When thinking about buying a camper or RV, think about where you will keep it. Combine the monthly camper payment with the monthly price for storage to get the total. This way you can make sure that you will still be able to afford what you want.

2. Insurance

Despite what you might think, RV or camper insurance is not included with your normal auto insurance. This is something else that we didn’t realize until we were in the middle of making our camper purchase. We figured since we would be pulling the camper with our truck that it would be covered. We were wrong. It was an extra $70 a month to add our trailer onto our insurance. Make sure you add the insurance fee to your overall monthly payment for your camper or RV. This way you can get an estimate of your full out-of-pocket monthly cost before making a final decision.

3. Items You Need Before Traveling

Another thing we didn’t realize when trying to buy our camper was that there are so many items you need before you can actually use it. All of this had to be purchased before we went on any trips. We needed bug guards for the outside, vent covers for the roof, hoses (water and waste disposal) and a water pressure gauge. In total we spent about $200 on all these extras that we had known nothing about beforehand.

4. Towing

My husband has a 2016 Ford F-150 that has towing capacity. He researched the weight of the camper we wanted and looked up how much his truck could tow. The camper was narrowly under the max-weight capacity for his truck so we thought we were good to go.

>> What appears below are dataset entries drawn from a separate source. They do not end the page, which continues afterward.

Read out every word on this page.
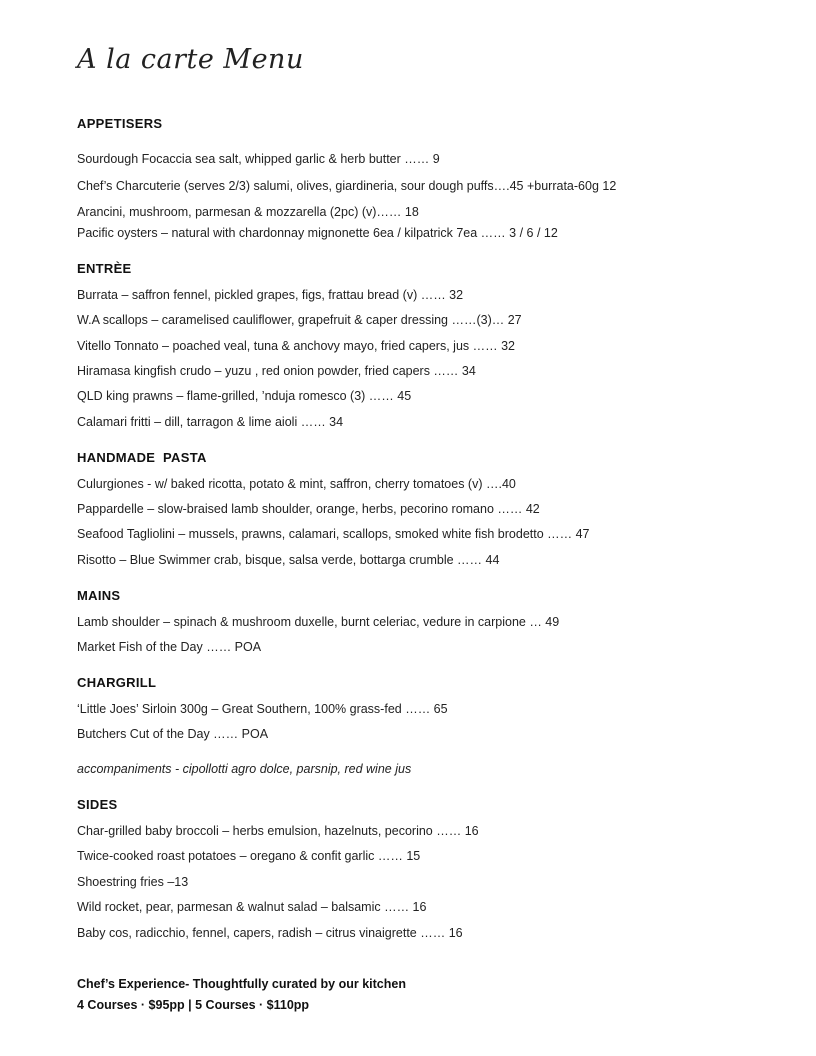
A la carte Menu
APPETISERS
Sourdough Focaccia sea salt, whipped garlic & herb butter …… 9
Chef’s Charcuterie (serves 2/3) salumi, olives, giardineria, sour dough puffs….45 +burrata-60g 12
Arancini, mushroom, parmesan & mozzarella (2pc) (v)…… 18
Pacific oysters – natural with chardonnay mignonette 6ea / kilpatrick 7ea …… 3 / 6 / 12
ENTRÈE
Burrata – saffron fennel, pickled grapes, figs, frattau bread (v) …… 32
W.A scallops – caramelised cauliflower, grapefruit & caper dressing ……(3)… 27
Vitello Tonnato – poached veal, tuna & anchovy mayo, fried capers, jus …… 32
Hiramasa kingfish crudo – yuzu , red onion powder, fried capers …… 34
QLD king prawns – flame-grilled, ’nduja romesco (3) …… 45
Calamari fritti – dill, tarragon & lime aioli …… 34
HANDMADE  PASTA
Culurgiones - w/ baked ricotta, potato & mint, saffron, cherry tomatoes (v) ….40
Pappardelle – slow-braised lamb shoulder, orange, herbs, pecorino romano …… 42
Seafood Tagliolini – mussels, prawns, calamari, scallops, smoked white fish brodetto …… 47
Risotto – Blue Swimmer crab, bisque, salsa verde, bottarga crumble …… 44
MAINS
Lamb shoulder – spinach & mushroom duxelle, burnt celeriac, vedure in carpione … 49
Market Fish of the Day …… POA
CHARGRILL
‘Little Joes’ Sirloin 300g – Great Southern, 100% grass-fed …… 65
Butchers Cut of the Day …… POA
accompaniments - cipollotti agro dolce, parsnip, red wine jus
SIDES
Char-grilled baby broccoli – herbs emulsion, hazelnuts, pecorino …… 16
Twice-cooked roast potatoes – oregano & confit garlic …… 15
Shoestring fries –13
Wild rocket, pear, parmesan & walnut salad – balsamic …… 16
Baby cos, radicchio, fennel, capers, radish – citrus vinaigrette …… 16
Chef’s Experience- Thoughtfully curated by our kitchen
4 Courses · $95pp | 5 Courses · $110pp
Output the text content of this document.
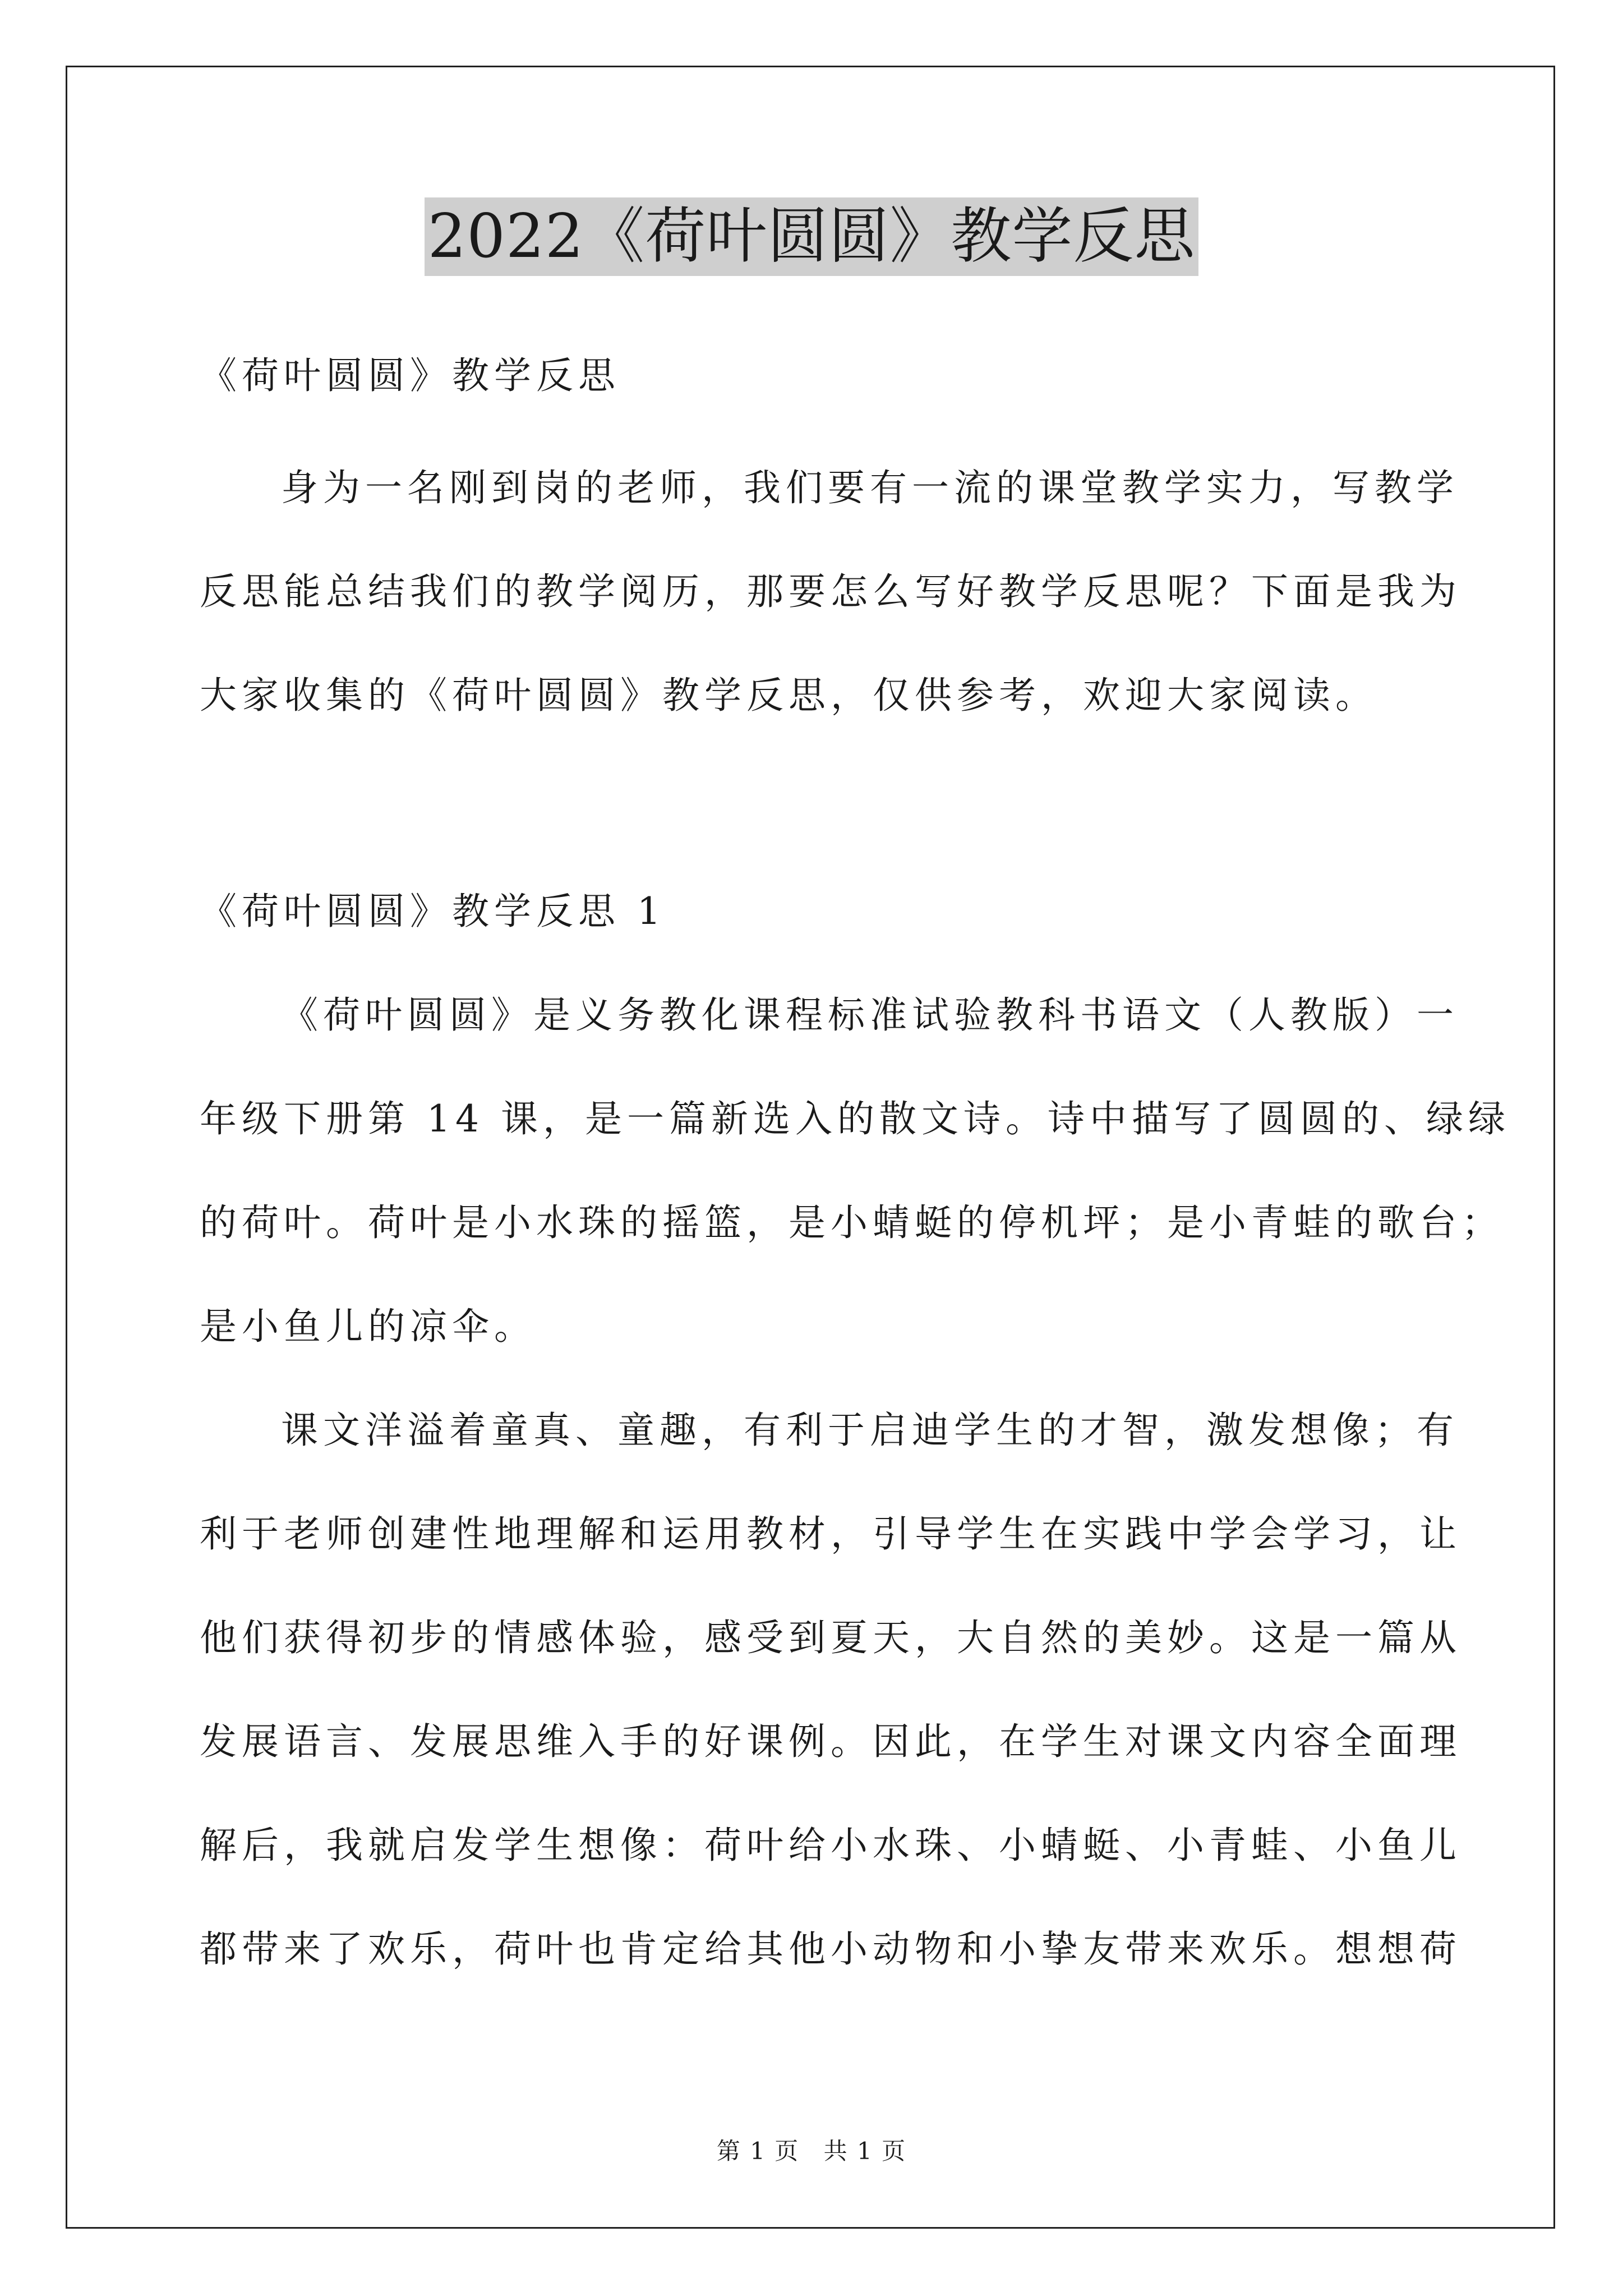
2022《荷叶圆圆》教学反思
《荷叶圆圆》教学反思
身为一名刚到岗的老师，我们要有一流的课堂教学实力，写教学
反思能总结我们的教学阅历，那要怎么写好教学反思呢？下面是我为
大家收集的《荷叶圆圆》教学反思，仅供参考，欢迎大家阅读。
《荷叶圆圆》教学反思 1
《荷叶圆圆》是义务教化课程标准试验教科书语文（人教版）一
年级下册第 14 课，是一篇新选入的散文诗。诗中描写了圆圆的、绿绿
的荷叶。荷叶是小水珠的摇篮，是小蜻蜓的停机坪；是小青蛙的歌台；
是小鱼儿的凉伞。
课文洋溢着童真、童趣，有利于启迪学生的才智，激发想像；有
利于老师创建性地理解和运用教材，引导学生在实践中学会学习，让
他们获得初步的情感体验，感受到夏天，大自然的美妙。这是一篇从
发展语言、发展思维入手的好课例。因此，在学生对课文内容全面理
解后，我就启发学生想像：荷叶给小水珠、小蜻蜓、小青蛙、小鱼儿
都带来了欢乐，荷叶也肯定给其他小动物和小挚友带来欢乐。想想荷
第 1 页 共 1 页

We had never tried pulling anything very large with his truck, much less a trailer the size that we were purchasing. Mistake. We got the trailer purchased, got it hooked up and were on our way.

Our truck can definitely pull it, but not very well. During towing, the trailer pulls so much and when it’s windy it’s WAY worse. My husband feels like he’s just swaying back and forth all over the road and it’s very stressful. Definitely do a test-drive with your tow vehicle and a trailer similar in size to the one you’re interested before you decide to make a purchase.

Also, towing affects your gas mileage. Make sure to factor in how much more gas you are going to use when towing a trailer. It’s easy to rack up more than a couple hundred dollars in gas on a small trip.